Auja! Sonntag war herrlich.

Leider hat es bei mir und meinem Bruder zeitlich nur für 30km gereicht. Aber war trotzdem ein tolles Gefühl. Ich hatte das schon garnicht mehr so in Erinnerung.

Gruß


----------



## MTB-News.de




----------



## armor (23. Februar 2010)

Jep, ging mir ähnlich...4 Wochen nicht aufm Bike und dann gleich so ein Tag...Es kam mir vor als wäre ich schon Jahre nicht mehr aufm MTB gesessen...


----------



## walu123 (23. Februar 2010)

Ich war heut draussen

Na ja, das Lachen ist mir eigentlich schon bei Kilometer 1,7 !!! im Heggbacher Wald vergangen.
Feldwege sind entweder fast reifentief matschig oder eisig oder von Wasser überflutet. War eine Stunde draussen mit dem sensationellen Schnitt von 14km/h, danach aber fertig wie selten.

Gute Nacht,

Walu


----------



## hotroder (5. März 2010)

servus miteinander , 
bei uns wirds ab ende März ne wöchentliche MtB ausfahrt geben ... chillige Feierabendrunde  mit ca.400hm und und 30km . 

Bin mir nur über den tag noch nicht sicher . fragt einfach an . 

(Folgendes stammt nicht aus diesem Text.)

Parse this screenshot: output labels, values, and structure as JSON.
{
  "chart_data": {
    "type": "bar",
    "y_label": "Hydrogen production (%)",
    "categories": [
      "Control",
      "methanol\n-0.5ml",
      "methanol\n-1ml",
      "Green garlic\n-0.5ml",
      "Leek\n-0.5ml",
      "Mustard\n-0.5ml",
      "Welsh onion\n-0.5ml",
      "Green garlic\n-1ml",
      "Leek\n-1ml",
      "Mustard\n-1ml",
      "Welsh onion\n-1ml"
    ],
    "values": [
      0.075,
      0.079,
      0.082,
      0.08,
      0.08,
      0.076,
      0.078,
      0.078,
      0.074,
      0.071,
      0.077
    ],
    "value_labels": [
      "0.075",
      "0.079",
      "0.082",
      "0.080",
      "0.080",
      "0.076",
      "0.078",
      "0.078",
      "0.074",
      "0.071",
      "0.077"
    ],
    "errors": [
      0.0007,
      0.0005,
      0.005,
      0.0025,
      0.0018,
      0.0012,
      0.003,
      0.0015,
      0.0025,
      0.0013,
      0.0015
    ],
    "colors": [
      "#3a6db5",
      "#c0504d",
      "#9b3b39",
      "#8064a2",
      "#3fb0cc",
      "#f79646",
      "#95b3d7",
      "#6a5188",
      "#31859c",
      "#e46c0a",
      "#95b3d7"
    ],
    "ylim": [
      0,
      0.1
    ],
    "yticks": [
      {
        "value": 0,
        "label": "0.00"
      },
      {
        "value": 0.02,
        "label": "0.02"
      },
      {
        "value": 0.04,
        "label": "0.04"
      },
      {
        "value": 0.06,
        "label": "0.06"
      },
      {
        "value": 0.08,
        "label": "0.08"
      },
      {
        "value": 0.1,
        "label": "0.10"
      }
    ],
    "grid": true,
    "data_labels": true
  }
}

Treffpunkt : www.bb-bike.de


----------



## walu123 (5. März 2010)

ich wär für Donnerstag...


----------



## hotroder (5. März 2010)

Donnerstag wär OK , Wir werden sehn was sich ergibt 


www.bb-bike.de


----------



## powderliner (5. März 2010)

würd ich mir auch mal überlegen vorbeizukommen.


----------



## armor (5. März 2010)

wäre auch dabei! Donnerstag hört sich gut an!


----------



## habibabua (6. März 2010)

servus hotroder,
das hört sich ja gut an! endlich mal in ner gruppe biken gehn und nicht immer allein durch die wälder heizen. also ich wär auch mal dabei.
gruß habibabua


----------



## hotroder (7. März 2010)

OK , halten wir mal den Donnerstag fest !!!
Ich meld mich rechtzeitig wenn wir das erste mal starten .

www.bb-bike.de


----------



## MTB-News.de




----------



## FrankDe (20. März 2010)

Hey!

Ich war heute mal wieder in Regglisweiler, dieses Jahr das erste mal mit kurzer Hose bei angenehmen 17°C, und ich muss sagen das der Trail zur Zeit perfekt befahrbar ist. Schön trocken, wie er selten über das Jahr ist.
Jedoch wird man teilweise auf den Waldwegen schon so dreckig, das sich eine Offroadfahrt noch nicht wirklich lohnt. Hätte euch gerne ein paar Bilder von meinem dreckigen Bike gezeigt, allerdings ist zur Zeit keine Digi im Haus.

Ich denke, das man bis in zwei Wochen wieder regelmäßig im Wald fahren kann, je nachdem wie viel Regen sie über die nächsten Wochen haben.
Ich freu mich auf jeden Fall jetzt schon. War heute totz Dreck ein rießen Spaß 

Dann kann man ja auch mal über die gemeinsame Tour bei BC sprechen.

Gruß Frank


----------



## reiner-lph (22. März 2010)

hallo, würde auch kommen.


----------



## habibabua (23. März 2010)

wenn das so weitergeht, kriegen wir hier noch ne richtige biketruppe zusammen...schau an!

@frankde
ich hätt ja nie gedacht, dass die regglisweiler trails momentan gut fahrbar sind. bei der nässe, dem massenhaften schnee der letzten wochen. ich glaub, da werd ich demnächst mal vorbeischaun! sehr geil!


----------



## armor (23. März 2010)

letzten Freitag:
70km 800hm in 2:50Uhr...viel Waldautobahn mit teils noch heftigem Matsch. 
Aber schön den Bussen mitgenommen als kleiner Anstieg...

letzten Samstag:
ganz lockere 37km im Burrenwald mit 400hm...das war noch nicht wirklich trocken...teils nicht befahrbar wegen Waldarbeiten und ausgesehen hab ich danach-und mein bike erst.

Rückweg von der Arbeit auch über den Burrenwald war heute doch schon viel besser...

die saison hat begonnen


----------



## FrankDe (23. März 2010)

> ich hätt ja nie gedacht, dass die regglisweiler trails momentan gut fahrbar sind. bei der nässe, dem massenhaften schnee der letzten wochen. ich glaub, da werd ich demnächst mal vorbeischaun! sehr geil!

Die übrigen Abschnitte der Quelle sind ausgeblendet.